Tag Archives: Winnie the Pooh

Sweeter Than Hunny

Christopher Robin

by George Wolf

Pooh! Who doesn’t love him?

Winnie T. Pooh and the gang from the Hundred Acre Wood have endured for decades, and now the second Pooh film is less than twelve months brings all the furry friends to live-action life.

Last year’s Goodbye, Christopher Robin was a bittersweet and uneven origin story, focusing on the inspirations for A.A. Milne’s Pooh tales.

Christopher Robin drops both the goodbye and the bitter in becoming a grown-up fantasyland with an easily digestible, greeting card-ready sentimentality.

Mr. Robin (Ewan McGregor, charming as always) has put the Hundred Acre Wood long behind him, with a wife (Hayley Atwell), a young daughter (Bronte Carmichael – great name!) and a working-class job as an efficiency expert at a London luggage company.

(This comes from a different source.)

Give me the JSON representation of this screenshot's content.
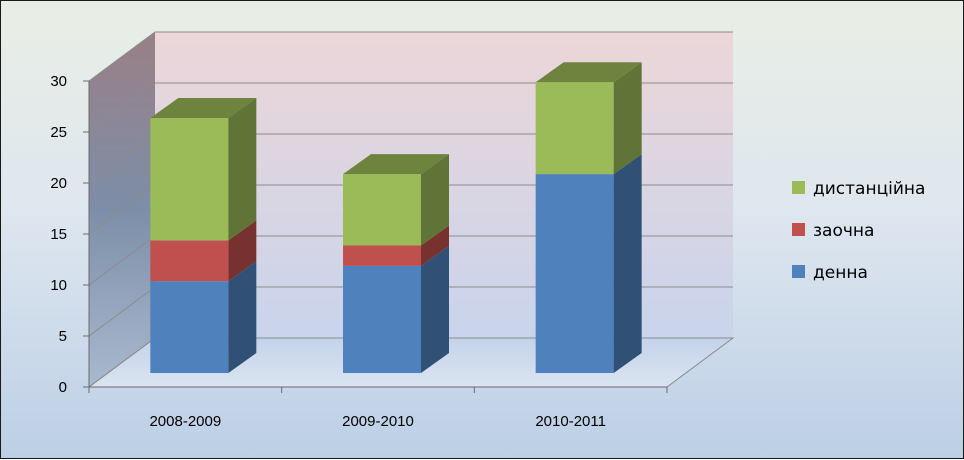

He’s lost sight of the joy in life, and when a crisis at work means Christopher will miss another weekend family getaway, fate intervenes with a much-needed Pooh crew reunion.

The CGI effects that bring the animals to life are wonderful, the voice work  (including Brad Garrett, Toby Jones, Sophie Okonedo, Dr. Who‘s Peter Capaldi and voice acting veteran Jim Cummings) is spot on, the humor warm and the message fuzzy.

What’s missing is depth. There’s no real attempt to find any, and that’s a bit surprising with the filmmaking talent involved.

The director is Marc Forster, and the writing team includes Tom McCarthy and Alex Ross Perry. Between them, those three have some serious depth on their resumes, including Spotlight, Up, Listen Up Phillip, Queen of Earth, Monster’s Ball, Stranger Than Fiction, The Kite Runner and more.

The result is similar to David Lowery’s live-action take on Pete’s Dragon two years ago, where a filmmaker skilled at nuance within serious themes took on a children’s classic and struggled with when to stop simplifying.

Christopher Robin is sweeter than the “hunny” jars Pooh dives into, but nearly as empty as he leaves them. In trying to showcase the need for simple wonders, the film settles awkwardly between a child’s fable and wistful remembrances from grandparents.

There’s plenty to like, but little to love.


Behind the Bear

Goodbye Christopher Robin

by George Wolf

Even a story born to combat sadness can have a dark side, and Goodbye Christopher Robin explores one in a film that is perfectly acceptable without ever becoming truly memorable.

The story at its heart, of course, is Winnie the Pooh, the fantasy world A.A. Milne created for his young son which became a cultural touchstone that still thrives today.

Milne (Domhnall Gleeson) returned from service in WWI with recurring flashbacks and an ambition to move beyond writing light entertainment and produce a work that would persuade readers to fully appreciate the horror and folly of war.

Retreating from the bustle of London to the solitude of the English countryside with this wife Daphne (Margot Robbie) and son Christopher (Will Tilston in an incredibly cute debut), Milne finds no inspiration until the boy (known to the family as “Billy Moon”) asks his dad to write him a story.

Extravagant wealth soon follows, along with intrusive fame, bringing confusion and heartache to a little boy who doesn’t understand why he has to share his life with the world, or why a father would write about his son instead of for him. Comfort often comes not from his parents, but from the emotional closeness of his relationship with nanny Olive aka “Nou” (Kelly Macdonald).

Director Simon Curtis (Woman in Gold, My Week with Marilyn) wraps it all in a wondrous, often childlike sheen, but juggles too many contrasting themes to find a truly resonate focus. The script, from Frank Cottrell Boyce and Simon Vaughan, offers fly-by attention to war, childhood, celebrity infatuation and those stereotypically British stiff upper lips.

The entire cast is game, the execution workmanlike and the story endearing. But Goodbye Christopher Robin, much like the family it spotlights, too often settles for safety over emotional connection.